In der Zeit von Juli bis Dezember 2007 verbleibt es bei dem für den Unterhalt
einsetzbaren Betrag von 717 € und nur geringfügig niedrigeren Regelbeträgen von 267 €
und je 226 €, die zusammen 719 € ausmachen, bei den Unterhaltsbeträgen von 266 €
und je 225 €. Für S. und T. wurde ein Unterhaltsvorschuss von je 149 € gezahlt, sodass
sie je 76 € (= 225 € - 149 €) vom Kläger verlangen können.
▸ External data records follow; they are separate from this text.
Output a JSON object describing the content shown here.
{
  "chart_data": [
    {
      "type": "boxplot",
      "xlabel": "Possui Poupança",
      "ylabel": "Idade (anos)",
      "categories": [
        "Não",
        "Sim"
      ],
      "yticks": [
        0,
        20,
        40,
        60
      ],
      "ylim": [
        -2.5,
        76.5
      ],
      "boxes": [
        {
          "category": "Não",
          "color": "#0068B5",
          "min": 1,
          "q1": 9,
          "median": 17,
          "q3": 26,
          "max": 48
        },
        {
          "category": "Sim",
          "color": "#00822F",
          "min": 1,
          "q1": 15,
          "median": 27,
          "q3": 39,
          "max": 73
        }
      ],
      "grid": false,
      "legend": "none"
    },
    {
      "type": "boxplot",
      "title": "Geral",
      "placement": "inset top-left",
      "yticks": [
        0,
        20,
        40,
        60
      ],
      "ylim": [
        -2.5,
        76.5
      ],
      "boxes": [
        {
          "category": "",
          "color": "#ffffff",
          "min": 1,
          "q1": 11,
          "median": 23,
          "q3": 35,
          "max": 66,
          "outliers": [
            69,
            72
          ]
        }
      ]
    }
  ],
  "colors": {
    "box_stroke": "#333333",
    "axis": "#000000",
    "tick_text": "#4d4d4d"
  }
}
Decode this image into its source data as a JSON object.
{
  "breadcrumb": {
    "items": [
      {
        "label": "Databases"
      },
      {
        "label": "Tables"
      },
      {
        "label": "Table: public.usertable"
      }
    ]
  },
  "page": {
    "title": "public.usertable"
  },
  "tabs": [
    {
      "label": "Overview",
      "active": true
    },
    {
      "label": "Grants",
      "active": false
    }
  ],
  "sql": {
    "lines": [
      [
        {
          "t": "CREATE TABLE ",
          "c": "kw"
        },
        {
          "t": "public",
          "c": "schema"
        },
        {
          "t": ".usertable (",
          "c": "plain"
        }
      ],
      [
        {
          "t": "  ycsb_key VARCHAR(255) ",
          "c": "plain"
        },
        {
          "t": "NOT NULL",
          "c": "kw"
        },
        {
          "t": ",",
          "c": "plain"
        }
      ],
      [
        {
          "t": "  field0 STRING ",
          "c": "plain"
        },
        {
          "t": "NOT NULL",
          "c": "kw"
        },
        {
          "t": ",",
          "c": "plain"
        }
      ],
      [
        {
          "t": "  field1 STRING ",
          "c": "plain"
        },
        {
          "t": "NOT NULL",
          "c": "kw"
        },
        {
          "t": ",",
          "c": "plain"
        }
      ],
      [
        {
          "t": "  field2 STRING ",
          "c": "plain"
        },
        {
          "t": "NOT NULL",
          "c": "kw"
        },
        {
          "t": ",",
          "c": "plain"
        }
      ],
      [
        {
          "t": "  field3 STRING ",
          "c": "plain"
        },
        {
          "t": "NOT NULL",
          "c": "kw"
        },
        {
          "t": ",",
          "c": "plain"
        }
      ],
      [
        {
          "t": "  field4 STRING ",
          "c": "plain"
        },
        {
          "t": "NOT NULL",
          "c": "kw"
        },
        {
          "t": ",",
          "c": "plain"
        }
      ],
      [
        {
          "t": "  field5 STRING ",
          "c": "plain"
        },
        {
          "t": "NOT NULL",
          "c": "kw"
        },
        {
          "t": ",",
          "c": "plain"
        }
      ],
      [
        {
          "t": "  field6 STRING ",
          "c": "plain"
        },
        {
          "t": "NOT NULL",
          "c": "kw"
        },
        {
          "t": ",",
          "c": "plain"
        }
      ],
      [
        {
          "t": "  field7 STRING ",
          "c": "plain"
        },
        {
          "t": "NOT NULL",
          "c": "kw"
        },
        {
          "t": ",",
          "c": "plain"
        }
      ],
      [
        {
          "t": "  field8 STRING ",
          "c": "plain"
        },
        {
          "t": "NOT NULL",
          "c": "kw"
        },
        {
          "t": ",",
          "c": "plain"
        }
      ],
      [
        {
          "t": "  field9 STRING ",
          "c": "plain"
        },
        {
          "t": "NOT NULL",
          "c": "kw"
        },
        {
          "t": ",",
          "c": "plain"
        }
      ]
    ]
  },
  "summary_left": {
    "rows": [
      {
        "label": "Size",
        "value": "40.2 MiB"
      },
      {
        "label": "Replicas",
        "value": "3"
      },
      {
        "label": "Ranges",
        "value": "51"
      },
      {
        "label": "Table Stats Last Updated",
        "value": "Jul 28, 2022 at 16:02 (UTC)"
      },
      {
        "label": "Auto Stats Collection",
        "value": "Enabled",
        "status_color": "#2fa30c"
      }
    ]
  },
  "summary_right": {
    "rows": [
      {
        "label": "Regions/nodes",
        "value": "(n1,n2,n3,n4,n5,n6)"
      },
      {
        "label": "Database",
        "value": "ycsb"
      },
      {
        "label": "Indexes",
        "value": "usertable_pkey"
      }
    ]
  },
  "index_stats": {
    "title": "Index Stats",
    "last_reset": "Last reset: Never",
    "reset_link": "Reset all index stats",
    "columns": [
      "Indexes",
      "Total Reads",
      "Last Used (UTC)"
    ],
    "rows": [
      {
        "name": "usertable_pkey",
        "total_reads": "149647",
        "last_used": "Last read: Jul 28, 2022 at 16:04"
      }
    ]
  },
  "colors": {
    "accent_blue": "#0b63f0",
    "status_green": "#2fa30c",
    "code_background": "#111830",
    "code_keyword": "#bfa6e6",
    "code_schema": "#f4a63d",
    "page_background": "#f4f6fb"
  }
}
Im Januar 2008 ist der notwendige Selbstbehalt auf 900 € gestiegen, vom Einkommen
des Beklagten von 1.537 € verbleiben nur noch 637 € für den Kindesunterhalt. Nach
Abzug von je 77 € hälftigen Kindergelds beläuft sich der Mindestunterhalt für St. auf 288
€ (= 365 € - 77 €), für S. und T. auf je 245 € (= 322 € - 77 €). Der Gesamtbedarf macht
778 € aus und übersteigt das zur Verfügung stehende Einkommen, es ist wiederum eine
Mangelverteilung vorzunehmen. Auf St. entfällt ein Unterhaltsbetrag von 236 € (= 288 €
x 637 € : 778 €), auf S. und T. ein solcher von je 201 € (= 245 € x 637 € : 778 €). Nach
Abzug des für sie gezahlten Unterhaltsvorschusses von je 168 €, den die Kläger
ungeachtet des Eintritts der Rechtshängigkeit am 8.1.2008 bis einschließlich Juni 2008
nicht geltend machen, beträgt der für S. und T. zu zahlende Unterhalt je 33 €. Im
Hinblick auf die Zahlung von je 50 € im Februar 2008, können S. und T. in diesem Monat
keinen weiteren Unterhalt verlangen. Von Juli bis Oktober 2008 muss die Zahlung des
Unterhalts für S. und T. entsprechend dem modifiziertem Antrag (vgl. dazu
Zöller/Greger, ZPO, 27. Aufl., § 265, Rz. 6 a) in Höhe des Unterhaltsvorschusses von je
168 € an die Unterhaltsvorschusskasse des Landkreises … erfolgen.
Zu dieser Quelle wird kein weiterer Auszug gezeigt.